Blockchain’s promises

Blockchain theory appeared in the early 1990’s and in 2008, amid a global financial crisis, a decentralized version was implemented with Bitcoin. At that time confidence in banks and currencies was at an all time low.

The goal of Bitcoin is to secure a financial transaction between 2 parties without the need of a bank. To do this it was necessary to set up a ledger listing the history of all transactions.

This sequence of information constitutes the blockchain, all the transactions of the ledger being chained or linked in a continuous series one after the other. The success of Bitcoin has expanded into other sectors ever since.
The goal is to share information amongst users, whether a client or professional, on the multiple steps in the life of a gem. This shared information is stored on several servers at once, which insures data accuracy and allows to prevent their corruption. As a result, the data should be more secure and traceable.

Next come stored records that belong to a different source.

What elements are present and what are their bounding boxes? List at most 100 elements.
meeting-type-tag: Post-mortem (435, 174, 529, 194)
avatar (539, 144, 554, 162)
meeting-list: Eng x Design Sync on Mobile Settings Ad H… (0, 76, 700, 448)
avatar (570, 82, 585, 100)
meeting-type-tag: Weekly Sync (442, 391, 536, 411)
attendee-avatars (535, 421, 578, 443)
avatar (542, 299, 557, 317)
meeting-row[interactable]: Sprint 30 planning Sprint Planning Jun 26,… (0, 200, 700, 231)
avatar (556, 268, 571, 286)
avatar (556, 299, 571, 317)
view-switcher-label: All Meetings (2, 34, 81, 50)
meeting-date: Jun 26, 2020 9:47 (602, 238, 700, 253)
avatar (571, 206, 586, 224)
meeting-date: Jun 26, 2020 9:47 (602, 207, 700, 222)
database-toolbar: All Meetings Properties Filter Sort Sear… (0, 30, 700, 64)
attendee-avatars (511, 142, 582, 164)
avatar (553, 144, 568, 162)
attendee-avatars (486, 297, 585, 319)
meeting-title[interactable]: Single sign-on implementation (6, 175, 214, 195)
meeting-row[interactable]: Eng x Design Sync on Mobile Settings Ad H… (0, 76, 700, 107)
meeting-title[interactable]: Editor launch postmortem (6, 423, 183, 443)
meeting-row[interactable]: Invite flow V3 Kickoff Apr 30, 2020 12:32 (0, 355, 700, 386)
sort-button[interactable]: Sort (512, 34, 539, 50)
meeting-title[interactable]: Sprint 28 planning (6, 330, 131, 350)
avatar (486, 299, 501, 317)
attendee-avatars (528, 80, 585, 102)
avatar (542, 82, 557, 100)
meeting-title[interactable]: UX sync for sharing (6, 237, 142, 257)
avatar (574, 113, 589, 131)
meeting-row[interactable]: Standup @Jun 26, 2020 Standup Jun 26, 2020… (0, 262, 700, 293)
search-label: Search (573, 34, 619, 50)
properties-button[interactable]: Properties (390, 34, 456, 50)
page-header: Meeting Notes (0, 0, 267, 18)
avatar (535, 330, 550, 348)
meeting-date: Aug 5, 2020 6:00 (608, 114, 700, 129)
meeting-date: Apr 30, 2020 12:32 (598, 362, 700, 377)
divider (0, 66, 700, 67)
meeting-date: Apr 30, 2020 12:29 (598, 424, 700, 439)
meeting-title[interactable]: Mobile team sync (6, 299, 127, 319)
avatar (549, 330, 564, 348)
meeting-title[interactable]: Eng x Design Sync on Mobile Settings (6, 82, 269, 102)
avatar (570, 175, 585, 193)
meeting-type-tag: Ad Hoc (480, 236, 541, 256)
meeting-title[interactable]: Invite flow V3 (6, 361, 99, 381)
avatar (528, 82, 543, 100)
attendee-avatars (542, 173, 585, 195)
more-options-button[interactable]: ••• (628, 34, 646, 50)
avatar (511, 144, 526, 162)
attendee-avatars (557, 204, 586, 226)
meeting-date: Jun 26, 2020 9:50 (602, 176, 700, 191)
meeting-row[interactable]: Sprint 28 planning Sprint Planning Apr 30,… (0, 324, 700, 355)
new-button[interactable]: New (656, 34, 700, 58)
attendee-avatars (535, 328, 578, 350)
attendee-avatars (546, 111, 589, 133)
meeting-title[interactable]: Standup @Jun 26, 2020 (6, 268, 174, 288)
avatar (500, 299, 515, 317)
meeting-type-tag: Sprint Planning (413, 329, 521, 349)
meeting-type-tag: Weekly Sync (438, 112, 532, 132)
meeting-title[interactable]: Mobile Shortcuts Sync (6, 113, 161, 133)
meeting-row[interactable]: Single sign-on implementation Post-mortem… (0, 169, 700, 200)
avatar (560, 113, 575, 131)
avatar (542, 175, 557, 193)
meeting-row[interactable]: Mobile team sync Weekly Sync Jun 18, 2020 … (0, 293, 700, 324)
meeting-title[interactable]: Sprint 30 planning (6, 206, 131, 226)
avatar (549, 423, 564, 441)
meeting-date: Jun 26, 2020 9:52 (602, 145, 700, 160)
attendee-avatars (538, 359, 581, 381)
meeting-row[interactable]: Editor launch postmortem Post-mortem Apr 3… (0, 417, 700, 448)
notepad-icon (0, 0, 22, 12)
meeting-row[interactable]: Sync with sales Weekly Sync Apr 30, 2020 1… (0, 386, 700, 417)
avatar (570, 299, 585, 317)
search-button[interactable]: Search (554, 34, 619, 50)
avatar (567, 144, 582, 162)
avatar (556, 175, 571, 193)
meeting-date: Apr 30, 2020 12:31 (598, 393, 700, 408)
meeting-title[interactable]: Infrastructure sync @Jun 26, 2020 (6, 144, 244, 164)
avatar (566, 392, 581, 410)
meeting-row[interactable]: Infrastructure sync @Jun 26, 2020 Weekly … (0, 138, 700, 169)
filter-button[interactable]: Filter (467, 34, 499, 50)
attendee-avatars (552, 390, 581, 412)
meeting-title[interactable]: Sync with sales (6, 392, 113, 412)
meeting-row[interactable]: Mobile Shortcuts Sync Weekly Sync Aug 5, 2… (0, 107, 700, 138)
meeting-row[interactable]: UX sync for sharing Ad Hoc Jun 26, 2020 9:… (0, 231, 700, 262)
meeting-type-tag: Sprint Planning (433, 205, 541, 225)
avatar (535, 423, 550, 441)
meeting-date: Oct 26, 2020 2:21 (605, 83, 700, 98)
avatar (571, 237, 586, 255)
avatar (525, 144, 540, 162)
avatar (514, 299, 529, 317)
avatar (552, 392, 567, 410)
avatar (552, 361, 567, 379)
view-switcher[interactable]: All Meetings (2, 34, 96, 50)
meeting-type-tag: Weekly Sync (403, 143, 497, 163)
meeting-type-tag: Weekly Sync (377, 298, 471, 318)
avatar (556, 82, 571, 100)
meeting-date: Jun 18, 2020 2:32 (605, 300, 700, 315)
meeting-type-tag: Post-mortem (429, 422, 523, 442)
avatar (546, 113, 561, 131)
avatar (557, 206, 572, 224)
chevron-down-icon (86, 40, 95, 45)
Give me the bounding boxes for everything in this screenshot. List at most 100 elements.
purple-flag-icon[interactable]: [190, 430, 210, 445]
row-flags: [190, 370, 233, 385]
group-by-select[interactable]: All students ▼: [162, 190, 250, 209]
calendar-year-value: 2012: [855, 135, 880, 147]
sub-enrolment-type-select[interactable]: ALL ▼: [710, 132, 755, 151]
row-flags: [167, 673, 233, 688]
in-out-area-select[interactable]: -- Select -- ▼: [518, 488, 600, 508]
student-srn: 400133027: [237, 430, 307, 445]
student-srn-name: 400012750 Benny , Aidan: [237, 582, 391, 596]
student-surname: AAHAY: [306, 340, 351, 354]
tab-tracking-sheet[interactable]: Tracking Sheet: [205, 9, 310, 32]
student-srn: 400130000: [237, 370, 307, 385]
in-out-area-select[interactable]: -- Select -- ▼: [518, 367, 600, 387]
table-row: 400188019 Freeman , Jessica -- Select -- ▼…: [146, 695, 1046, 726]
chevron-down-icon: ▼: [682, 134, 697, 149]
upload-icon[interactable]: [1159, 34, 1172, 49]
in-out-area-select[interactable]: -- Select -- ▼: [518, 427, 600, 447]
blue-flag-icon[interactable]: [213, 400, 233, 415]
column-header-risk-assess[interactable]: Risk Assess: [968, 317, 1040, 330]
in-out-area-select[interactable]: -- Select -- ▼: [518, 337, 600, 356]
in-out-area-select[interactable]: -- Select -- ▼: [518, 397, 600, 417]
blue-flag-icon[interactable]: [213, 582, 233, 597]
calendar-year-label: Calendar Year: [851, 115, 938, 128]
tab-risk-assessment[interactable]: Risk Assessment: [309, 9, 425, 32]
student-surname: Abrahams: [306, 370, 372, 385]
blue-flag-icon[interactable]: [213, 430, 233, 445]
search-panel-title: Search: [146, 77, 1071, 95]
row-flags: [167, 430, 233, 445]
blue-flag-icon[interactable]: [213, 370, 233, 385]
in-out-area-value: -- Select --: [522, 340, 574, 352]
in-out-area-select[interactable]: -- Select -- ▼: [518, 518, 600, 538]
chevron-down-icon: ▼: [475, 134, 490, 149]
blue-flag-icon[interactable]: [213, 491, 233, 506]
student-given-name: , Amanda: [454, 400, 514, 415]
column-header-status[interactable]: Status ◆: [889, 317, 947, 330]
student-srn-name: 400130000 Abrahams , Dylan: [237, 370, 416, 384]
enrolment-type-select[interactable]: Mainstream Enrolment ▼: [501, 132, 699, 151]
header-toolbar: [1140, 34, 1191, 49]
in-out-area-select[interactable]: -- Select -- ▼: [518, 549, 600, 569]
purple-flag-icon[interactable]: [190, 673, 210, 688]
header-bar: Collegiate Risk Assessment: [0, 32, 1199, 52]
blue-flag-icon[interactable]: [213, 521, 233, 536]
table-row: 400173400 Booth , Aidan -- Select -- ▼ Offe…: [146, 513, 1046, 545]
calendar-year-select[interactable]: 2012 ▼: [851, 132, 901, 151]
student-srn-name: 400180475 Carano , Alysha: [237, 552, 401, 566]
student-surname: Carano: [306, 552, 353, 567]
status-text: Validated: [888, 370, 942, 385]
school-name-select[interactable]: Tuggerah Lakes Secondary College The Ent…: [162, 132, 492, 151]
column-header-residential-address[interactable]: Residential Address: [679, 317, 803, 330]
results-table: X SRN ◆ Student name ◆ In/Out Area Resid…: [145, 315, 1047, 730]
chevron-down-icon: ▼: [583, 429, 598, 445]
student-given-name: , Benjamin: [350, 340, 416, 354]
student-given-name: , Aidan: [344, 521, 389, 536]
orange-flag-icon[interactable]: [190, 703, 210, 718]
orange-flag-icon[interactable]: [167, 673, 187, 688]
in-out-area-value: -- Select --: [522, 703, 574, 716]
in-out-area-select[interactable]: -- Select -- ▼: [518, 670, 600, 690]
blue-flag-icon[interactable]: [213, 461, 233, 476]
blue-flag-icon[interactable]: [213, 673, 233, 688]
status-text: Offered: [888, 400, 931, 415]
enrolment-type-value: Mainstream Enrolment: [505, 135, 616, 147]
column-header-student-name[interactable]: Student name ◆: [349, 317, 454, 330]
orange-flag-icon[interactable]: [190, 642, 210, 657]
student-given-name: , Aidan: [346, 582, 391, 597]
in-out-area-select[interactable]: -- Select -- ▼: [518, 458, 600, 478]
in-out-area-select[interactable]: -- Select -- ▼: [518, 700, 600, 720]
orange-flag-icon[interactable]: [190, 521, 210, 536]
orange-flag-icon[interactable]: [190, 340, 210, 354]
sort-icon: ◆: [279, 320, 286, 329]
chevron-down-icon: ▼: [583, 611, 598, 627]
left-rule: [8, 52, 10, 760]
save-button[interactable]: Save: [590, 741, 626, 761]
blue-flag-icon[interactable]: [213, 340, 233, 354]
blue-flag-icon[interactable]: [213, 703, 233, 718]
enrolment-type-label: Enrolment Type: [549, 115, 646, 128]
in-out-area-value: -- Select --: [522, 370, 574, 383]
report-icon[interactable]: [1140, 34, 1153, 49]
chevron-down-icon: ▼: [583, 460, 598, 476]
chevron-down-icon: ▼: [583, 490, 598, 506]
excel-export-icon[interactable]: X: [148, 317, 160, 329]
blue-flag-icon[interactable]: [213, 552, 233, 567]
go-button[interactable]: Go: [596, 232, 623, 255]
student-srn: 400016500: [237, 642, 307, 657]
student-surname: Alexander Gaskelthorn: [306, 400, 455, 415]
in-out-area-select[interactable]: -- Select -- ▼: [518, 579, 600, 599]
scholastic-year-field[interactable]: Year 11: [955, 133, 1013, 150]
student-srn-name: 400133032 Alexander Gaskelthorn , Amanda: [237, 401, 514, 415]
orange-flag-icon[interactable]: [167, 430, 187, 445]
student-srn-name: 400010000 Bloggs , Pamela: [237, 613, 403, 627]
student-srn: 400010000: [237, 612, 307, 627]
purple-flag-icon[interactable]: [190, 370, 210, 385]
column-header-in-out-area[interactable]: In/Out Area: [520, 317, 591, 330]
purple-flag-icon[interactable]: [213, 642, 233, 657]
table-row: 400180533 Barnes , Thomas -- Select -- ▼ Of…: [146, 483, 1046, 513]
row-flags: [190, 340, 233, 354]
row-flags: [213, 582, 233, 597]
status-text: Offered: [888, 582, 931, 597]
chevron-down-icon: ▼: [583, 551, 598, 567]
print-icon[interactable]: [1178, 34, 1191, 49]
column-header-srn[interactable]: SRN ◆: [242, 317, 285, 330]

This ledger guarantees traceability and contributes to the integrity of the information amongst the various intermediaries. Each and every contributing party must enter the data in a trustworthy manner, starting at the mine through each intermediary until it reaches the final consumer.

This entire set of data makes up the history of the stone and is available on demand by the customer.

This innovation answers the need for transparency. The success of blockchain will depend on how large a number of parties are involved.

De Beers is working to apply this technology to help identifying the stones by ownership, contracts and financial history. It will then be possible to follow the stone from extraction to polishing.

Gübelin, the Swiss laboratory, has partnered with Everledger, a startup specialized in blockchain for luxury goods, and launched project « Provenance Proof Blockchain ».
Intended for professionals, its goal is to construct a digital history of each stone. Entering each set of data is a collaborative effort for the benefit of everyone and can be applied to all gems both rough and polished. The startup acts as a centralizing hub where all information related to identification is gathered and stored. Information can include certificates and quality reports, 3D scans, nano-particle technology, tomography etc.

Gübelin aims to develop innovative technologies for the jewelry industry including the Emerald Paternity Test and Blockchain. As Gubelin Director Mr. Nyfeler, explained, these new approaches can help track a gemstone’s information such as geographic origin, past sales, and certificate history.

Blockchain is an answer to the growing consumer demand for transparency. This initiative could prove to be a great advance for the jewelry industry. However, data quality and trustworthiness depends on the parties that input them. Piat House is keeping a close eye on these new technologies as they continue to develop.